High Court rules that DRIPA is unlawful

ORG intervened in the successful judicial review brought by David Davis MP and Tom Watson MP, who were represented by Liberty. ORG emphasised the important EU legislation regulating the retention of communications data and the clear legal requirements laid down by the judgment of the Court of Justice of the EU (CJEU) in the Digital Rights Ireland case that struck down the Data Retention Directive.

ORG’s Executive Director Jim Killock said:

“When the Government forced DRIPA through Parliament a year ago, they denied our parliamentarians and the British public a proper debate about how our personal data is being kept by telecoms companies and accessed by the state.

“As many of us pointed out at the time, this was inconsistent with the findings of the CJEU that blanket data retention intruded on our right to privacy. Now that the High Court has agreed that DRIPA does not comply with EU law, we hope that the Government will listen to these concerns.

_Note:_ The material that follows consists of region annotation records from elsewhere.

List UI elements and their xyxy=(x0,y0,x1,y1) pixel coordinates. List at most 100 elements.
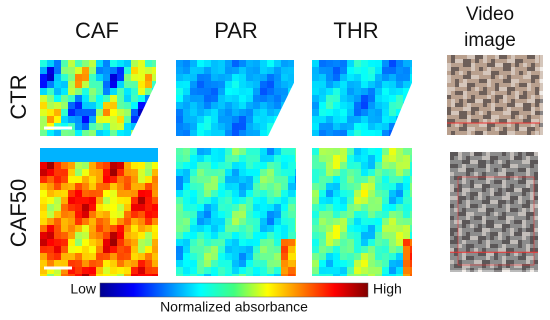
photo-pixel xyxy=(462,260,466,264)
photo-pixel xyxy=(471,123,475,127)
photo-pixel xyxy=(523,123,527,127)
pixel xyxy=(326,74,333,81)
photo-pixel xyxy=(514,256,518,260)
photo-pixel xyxy=(462,208,466,212)
photo-pixel xyxy=(483,83,487,87)
pixel xyxy=(281,60,288,67)
pixel xyxy=(288,67,294,74)
pixel xyxy=(68,162,75,169)
pixel xyxy=(124,211,131,218)
pixel xyxy=(75,88,82,95)
photo-pixel xyxy=(527,99,531,103)
photo-pixel xyxy=(467,91,471,95)
pixel xyxy=(68,102,75,109)
pixel xyxy=(124,148,131,155)
pixel xyxy=(176,155,183,162)
photo-pixel xyxy=(530,224,534,228)
photo-pixel xyxy=(506,204,510,208)
photo-pixel xyxy=(463,59,467,63)
pixel xyxy=(333,109,340,116)
photo-pixel xyxy=(447,63,451,67)
pixel xyxy=(396,239,403,246)
pixel xyxy=(211,253,218,260)
photo-pixel xyxy=(474,252,478,256)
photo-pixel xyxy=(494,156,498,160)
pixel xyxy=(75,102,82,109)
pixel xyxy=(389,239,396,246)
pixel xyxy=(260,169,267,176)
photo-pixel xyxy=(463,71,467,75)
photo-pixel xyxy=(490,220,494,224)
pixel xyxy=(124,274,131,276)
photo-pixel xyxy=(458,208,462,212)
pixel xyxy=(239,246,246,253)
pixel xyxy=(260,123,267,130)
photo-pixel xyxy=(534,224,538,228)
photo-pixel xyxy=(455,71,459,75)
photo-pixel xyxy=(490,216,494,220)
pixel xyxy=(403,197,410,204)
pixel xyxy=(197,67,204,74)
photo-pixel xyxy=(511,87,515,91)
photo-pixel xyxy=(518,156,522,160)
photo-pixel xyxy=(482,160,486,164)
photo-pixel xyxy=(474,204,478,208)
pixel xyxy=(295,169,296,176)
photo-pixel xyxy=(471,99,475,103)
pixel xyxy=(145,260,152,267)
pixel xyxy=(197,211,204,218)
pixel xyxy=(204,183,211,190)
pixel xyxy=(288,116,294,123)
pixel xyxy=(319,204,326,211)
pixel xyxy=(375,232,382,239)
photo-pixel xyxy=(499,127,503,131)
pixel xyxy=(340,130,347,136)
photo-pixel xyxy=(491,99,495,103)
photo-pixel xyxy=(495,131,499,135)
pixel xyxy=(340,162,347,169)
photo-pixel xyxy=(483,67,487,71)
pixel xyxy=(288,190,295,197)
photo-pixel xyxy=(494,180,498,184)
pixel xyxy=(267,81,274,88)
photo-pixel xyxy=(502,188,506,192)
photo-pixel xyxy=(530,236,534,240)
photo-pixel xyxy=(447,99,451,103)
photo-pixel xyxy=(522,152,526,156)
photo-pixel xyxy=(534,264,538,268)
photo-pixel xyxy=(486,208,490,212)
photo-pixel xyxy=(522,232,526,236)
photo-pixel xyxy=(490,204,494,208)
photo-pixel xyxy=(534,240,538,244)
pixel xyxy=(368,274,375,276)
pixel xyxy=(138,102,145,109)
pixel xyxy=(89,67,96,74)
photo-pixel xyxy=(494,232,498,236)
pixel xyxy=(211,60,218,67)
pixel xyxy=(382,169,389,176)
pixel xyxy=(75,109,82,116)
pixel xyxy=(82,102,89,109)
pixel xyxy=(103,211,110,218)
pixel xyxy=(361,211,368,218)
pixel xyxy=(232,162,239,169)
pixel xyxy=(312,197,319,204)
pixel xyxy=(410,204,412,211)
photo-pixel xyxy=(455,87,459,91)
photo-pixel xyxy=(486,172,490,176)
photo-pixel xyxy=(486,224,490,228)
photo-pixel xyxy=(482,268,486,272)
pixel xyxy=(225,148,232,155)
photo-pixel xyxy=(486,176,490,180)
pixel xyxy=(232,267,239,274)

“In autumn, the Government will present the Investigatory Powers Bill to parliament. This should not be, as rumoured, an attempt by the Home Secretary to re-introduce the Snoopers’ Charter, but an opportunity to introduce an effective surveillance law that is compatible with human rights.”

While ORG welcomes Lord Justice Bean and Mr Justice Collins’s judgment, we disagree with their intrepretation of the CJEU ruling. They claim that this ruling did not seek to constrain the retention of communications data. ORG disagrees. We believe that the CJEU was clear that blanket data retention severely interferes with the fundamental rights to respect for private life and to the protection of personal data.

The government is expected to lay a new Bill before Parliament in autumn 2015. It is believed that this Bill may call for an increase in the kinds of data that ISPs will be expected to keep about their customers, including weblogs. ORG believes that this would also be incompatible with EU law.

DRIPA will remain in force until the end of March 2016.